Since 2017, NASA’s crewed spaceflight program has been the Artemis program, which involves the help of US commercial spaceflight companies and international partners such as ESA, JAXA, and Canadian Space Agency.[78] Artemis would be the first step towards the long-term goal of establishing a sustainable presence on the Moon, laying the foundation for companies to build a lunar economy, and eventually sending humans to Mars.
The Orion Crew Exploration Vehicle was held over from the canceled Constellation program for Artemis. Artemis I was the uncrewed initial launch of Space Launch System (SLS) that would also send an Orion spacecraft on a Distant Retrograde Orbit.[79]
The first step toward returning astronauts to the Moon, Artemis II, briefly placed a crew of four into a lunar flyby in April 2026.[80] Artemis III, planned for mid-2027, was originally planned to conduct the first crewed lunar landing since Apollo 17; in February 2026, the mission was changed to a low Earth orbit docking test of Orion. The landing was pushed to Artemis IV, planned for early 2028.[81][82]
In support of the Artemis missions, NASA has been funding private companies to land robotic probes on the lunar surface in a program known as the Commercial Lunar Payload Services. As of March 2022, NASA has awarded contracts for robotic lunar probes to companies such as Intuitive Machines, Firefly Space Systems, and Astrobotic.[83]

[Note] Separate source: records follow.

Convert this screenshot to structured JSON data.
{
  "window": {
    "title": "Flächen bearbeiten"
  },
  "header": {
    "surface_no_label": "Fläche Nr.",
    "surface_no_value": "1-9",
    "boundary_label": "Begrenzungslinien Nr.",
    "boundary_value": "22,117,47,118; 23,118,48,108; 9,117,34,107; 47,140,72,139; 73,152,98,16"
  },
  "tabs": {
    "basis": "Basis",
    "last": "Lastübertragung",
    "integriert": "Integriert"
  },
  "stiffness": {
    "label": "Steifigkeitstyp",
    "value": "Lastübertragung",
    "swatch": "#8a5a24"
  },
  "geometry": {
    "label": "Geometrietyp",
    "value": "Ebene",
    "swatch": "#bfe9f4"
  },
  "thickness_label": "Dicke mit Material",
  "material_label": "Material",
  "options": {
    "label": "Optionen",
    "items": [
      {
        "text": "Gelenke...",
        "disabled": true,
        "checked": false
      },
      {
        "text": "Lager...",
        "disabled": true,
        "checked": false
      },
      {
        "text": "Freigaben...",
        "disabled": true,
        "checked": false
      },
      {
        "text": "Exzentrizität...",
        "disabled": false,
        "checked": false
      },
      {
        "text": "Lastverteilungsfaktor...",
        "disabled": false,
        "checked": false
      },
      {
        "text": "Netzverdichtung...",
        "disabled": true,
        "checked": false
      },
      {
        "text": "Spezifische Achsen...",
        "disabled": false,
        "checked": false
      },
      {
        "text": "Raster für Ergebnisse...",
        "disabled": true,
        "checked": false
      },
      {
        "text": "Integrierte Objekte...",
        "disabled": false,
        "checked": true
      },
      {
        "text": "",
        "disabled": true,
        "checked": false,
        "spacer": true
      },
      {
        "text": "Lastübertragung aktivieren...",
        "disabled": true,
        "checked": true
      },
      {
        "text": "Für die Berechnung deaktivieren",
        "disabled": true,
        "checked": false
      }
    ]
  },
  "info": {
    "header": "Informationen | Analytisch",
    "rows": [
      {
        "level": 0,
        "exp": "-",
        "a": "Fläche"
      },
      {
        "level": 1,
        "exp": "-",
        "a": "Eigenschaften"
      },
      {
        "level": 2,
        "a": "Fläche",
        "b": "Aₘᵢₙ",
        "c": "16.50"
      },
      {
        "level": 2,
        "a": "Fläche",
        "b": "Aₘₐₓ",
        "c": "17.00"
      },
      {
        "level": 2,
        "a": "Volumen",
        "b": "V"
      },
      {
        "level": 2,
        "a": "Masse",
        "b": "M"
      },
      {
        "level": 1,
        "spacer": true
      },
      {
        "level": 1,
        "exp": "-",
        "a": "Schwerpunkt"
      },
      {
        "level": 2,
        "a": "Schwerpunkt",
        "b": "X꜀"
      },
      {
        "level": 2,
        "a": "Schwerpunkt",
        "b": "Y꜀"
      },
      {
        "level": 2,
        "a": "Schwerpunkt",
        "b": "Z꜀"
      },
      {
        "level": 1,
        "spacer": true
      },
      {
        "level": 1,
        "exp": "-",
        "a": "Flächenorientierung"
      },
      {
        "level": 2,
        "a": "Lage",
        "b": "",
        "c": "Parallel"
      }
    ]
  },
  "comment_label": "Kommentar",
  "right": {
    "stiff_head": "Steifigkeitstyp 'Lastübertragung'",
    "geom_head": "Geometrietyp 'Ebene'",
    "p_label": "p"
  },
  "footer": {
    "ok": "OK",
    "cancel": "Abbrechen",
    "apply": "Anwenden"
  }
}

On April 16, 2021, NASA announced they had selected the SpaceX Lunar Starship as its Human Landing System. The agency’s Space Launch System rocket will launch four astronauts aboard the Orion spacecraft for their multi-day journey to lunar orbit where they will transfer to SpaceX’s Starship for the final leg of their journey to the surface of the Moon.[84]

Until 2026, NASA additionally planned the construction of the Lunar Gateway, a small space station in lunar orbit designed primarily for non-continuous human habitation.[85] In March 2026, NASA canceled the project in favor of a lunar base.[86]
In 2017, NASA was directed by the congressional NASA Transition Authorization Act of 2017 to get humans to Mars-orbit (or to the Martian surface) by the 2030s.[87][88]